A cereja do bolo de nossa “capitulação inconsciente” foi a vibração nacional com a não demissão do ministro Mandetta. Quase que transformado em herói nacional é irônico ver o ministro com o colete do SUS. Em entrevista ao programa Roda Viva”, da TV Cultura, esse mesmo Mandetta, questionado sobre a gratuidade universal do SUS, teria dito que essa era uma discussão que ele queria provocar no Congresso Nacional. Com fama de fazer parte do tal grupo de ministros “técnicos”, Mandetta é político até a medula. No Parlamento foi um dos que seguraram cartazes de ‘tchau querida” em comemoração ao impeachment de Dilma Rousseff e fez campanha contra o programa Mais Médicos, agora chamados de volta diante da pandemia. Estamos sedados ou seduzidos?

Recebi através de redes sociais mensagens de pessoas progressistas vibrando com o fato do general Braga Neto ter evitado a demissão de Mandetta enquadrando o presidente da República e expondo seu isolamento no cargo. Pensei com meus botões: quer dizer que a “militarização” do governo, imposta pela normalização bolsonarista, agora é um fato positivo?
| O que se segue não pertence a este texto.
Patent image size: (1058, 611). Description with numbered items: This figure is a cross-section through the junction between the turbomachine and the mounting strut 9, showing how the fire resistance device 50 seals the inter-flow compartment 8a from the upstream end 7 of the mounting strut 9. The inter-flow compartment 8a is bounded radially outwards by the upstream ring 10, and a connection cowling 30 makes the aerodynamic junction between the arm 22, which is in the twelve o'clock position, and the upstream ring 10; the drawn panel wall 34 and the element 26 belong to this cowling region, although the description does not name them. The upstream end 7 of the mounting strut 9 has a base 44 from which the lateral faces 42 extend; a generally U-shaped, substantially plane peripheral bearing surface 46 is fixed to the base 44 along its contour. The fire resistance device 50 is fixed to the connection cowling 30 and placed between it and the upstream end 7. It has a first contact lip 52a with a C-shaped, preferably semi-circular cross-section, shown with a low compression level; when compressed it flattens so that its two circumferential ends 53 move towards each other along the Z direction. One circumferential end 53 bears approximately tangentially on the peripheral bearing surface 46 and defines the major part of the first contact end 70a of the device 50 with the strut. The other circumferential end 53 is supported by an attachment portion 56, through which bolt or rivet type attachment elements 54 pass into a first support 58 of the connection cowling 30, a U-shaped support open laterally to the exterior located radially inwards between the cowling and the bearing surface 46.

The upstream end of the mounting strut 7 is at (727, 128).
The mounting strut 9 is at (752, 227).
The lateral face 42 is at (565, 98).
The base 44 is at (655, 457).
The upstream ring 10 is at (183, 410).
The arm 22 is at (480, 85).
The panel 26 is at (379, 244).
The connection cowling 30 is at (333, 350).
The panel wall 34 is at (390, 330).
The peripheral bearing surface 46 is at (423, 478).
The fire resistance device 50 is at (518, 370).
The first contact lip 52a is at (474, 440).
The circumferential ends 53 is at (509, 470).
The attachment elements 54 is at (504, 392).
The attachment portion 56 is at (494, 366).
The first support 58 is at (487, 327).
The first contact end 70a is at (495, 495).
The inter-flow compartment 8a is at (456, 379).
Pode ser encarado como um mal menor?

O governador Flávio Dino (PC do B), do Maranhão, que tem se posicionado como uma liderança da oposição, também demonstra certa assimilação da normalidade bolsonarista ao afirmar que apesar de ainda existir formalmente, o governo Bolsonaro teria acabado em termos de exercício efetivo do poder por parte do presidente da República. Isso pode ser apenas um sentimento, um desejo do governador Dino, mas não é a realidade. Essa espécie de bipolaridade administrativa é a própria lógica de funcionamento da normalidade bolsonarista. O governo Bolsonaro será um grande engodo até 2022.

Em um determinado site um texto relatava, em tom de normalidade, que o presidente do Senado teria entrado em contato com militares influentes do governo buscando interferir na possível demissão, pelo presidente da República, de um ministro de estado. Em uma videoconferência, o cada vez mais “político” ministro Dias Toffoli, presidente do Supremo Tribunal Federal (STF), fala em união nacional. Essa confusão de funções e tarefas entre poderes também pode ser considerado algo normal?
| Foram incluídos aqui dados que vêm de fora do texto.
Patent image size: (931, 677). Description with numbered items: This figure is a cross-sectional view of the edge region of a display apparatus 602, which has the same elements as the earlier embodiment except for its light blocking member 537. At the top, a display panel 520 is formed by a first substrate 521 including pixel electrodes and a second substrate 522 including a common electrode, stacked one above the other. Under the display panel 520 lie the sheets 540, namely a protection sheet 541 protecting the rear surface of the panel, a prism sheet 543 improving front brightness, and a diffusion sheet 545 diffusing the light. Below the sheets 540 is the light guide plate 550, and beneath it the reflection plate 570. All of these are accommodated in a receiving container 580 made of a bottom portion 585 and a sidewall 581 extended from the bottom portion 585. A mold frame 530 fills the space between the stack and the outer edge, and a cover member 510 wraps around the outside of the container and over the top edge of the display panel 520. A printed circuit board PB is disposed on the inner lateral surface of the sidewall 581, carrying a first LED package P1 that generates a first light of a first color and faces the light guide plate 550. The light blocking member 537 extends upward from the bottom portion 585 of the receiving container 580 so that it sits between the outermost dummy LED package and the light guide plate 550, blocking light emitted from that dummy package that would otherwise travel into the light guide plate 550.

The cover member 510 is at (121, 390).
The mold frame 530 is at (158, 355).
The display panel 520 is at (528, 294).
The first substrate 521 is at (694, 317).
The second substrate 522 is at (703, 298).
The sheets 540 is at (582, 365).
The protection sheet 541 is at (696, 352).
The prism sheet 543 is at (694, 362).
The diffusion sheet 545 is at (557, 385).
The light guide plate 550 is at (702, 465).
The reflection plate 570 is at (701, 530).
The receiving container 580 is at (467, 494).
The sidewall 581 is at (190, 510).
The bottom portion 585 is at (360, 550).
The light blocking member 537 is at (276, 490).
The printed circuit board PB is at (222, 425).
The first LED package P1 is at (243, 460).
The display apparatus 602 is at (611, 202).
Definitivamente, a normalidade bolsonarista está provocando entre nós uma perigosa crise de identidade política. O fato de ser uma aberração de grandes proporções tem feito do governo Bolsonaro uma referência que permite nos contentarmos com algumas migalhas de civilidade. Contudo, é chegada a hora de pensarmos formas mais efetivas de salvar o país da barbárie bolsonarista. Existe uma classe trabalhadora, um contingente de vulneráveis sociais e um Estado indutor de desenvolvimento que precisa ser defendido da sanha canibalesca de Paulo Guedes et caterva. Portanto, quando em plena democracia um general ocupa a função de um presidente da República eleito, e tem uma grande parcela da sociedade enxergando isso como um movimento normal do jogo democrático, é hora de ligar o sinal de alerta. Existe algo de podre no Reino de Pindorama.

Eduardo Borges – Doutor em História, professor Adjunto do Departamento de Educação – UNEB/Campus XIV.